How can I see the whole file and also wait for more data to be added to that file?

There is a way better way of achieving this:

less +F <file>

It'll show you the whole file, has the full power of less and will wait for new input. If you want to stop waiting for input, and read a specific part, you can stop it with ^C and resume with F.

The F command is always available in less, if you decide to watch for changes while having a file open in less, hitting F will turn it on. Thanks to hiergiltdiestfu and wildcard for pointing that out.


tail lets you add -n to specify the number of lines to display from the end, which can be used in conjunction with -f. If the argument for -n starts with + that is the count of lines from the beginning (0 and 1 displaying the whole file, 2 indicating skip the first line, as indicated by @Ben). So just do:

tail -f -n +0 filename

If your log files get rotated, you can add --retry (or combine -f and --retry into -F as @Hagen suggested)

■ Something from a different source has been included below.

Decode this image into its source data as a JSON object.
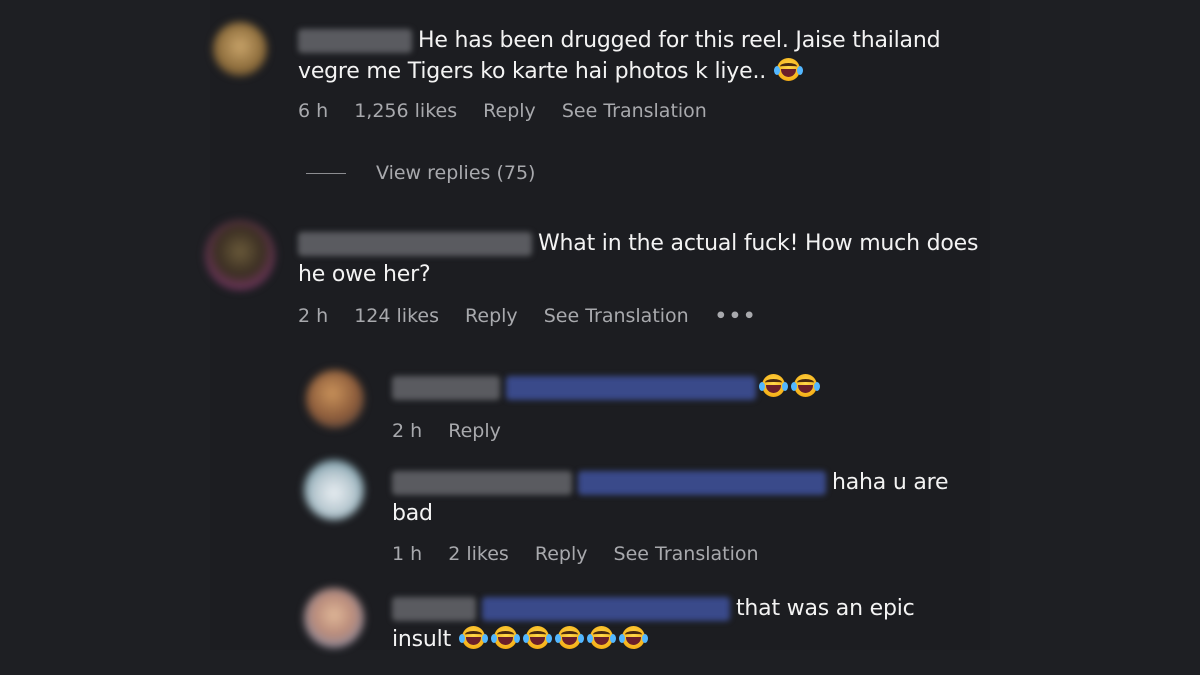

Also note that in a graphical terminal, you can use the mouse and PageUp/PageDown to scroll back into the history (assuming your buffer is large enough), this information stays there even if you use Ctrl+C to exit tail. If you use less this is far less convenient and AFAIK you have to use the keyboard for scrolling and I don't know of a means to keep less from deinitialising termcap if you forget to start it with -X.


watch command should do that for you.

You can also try

less +FG 

You will have more options with less command to scroll through your file as you say it's a large file.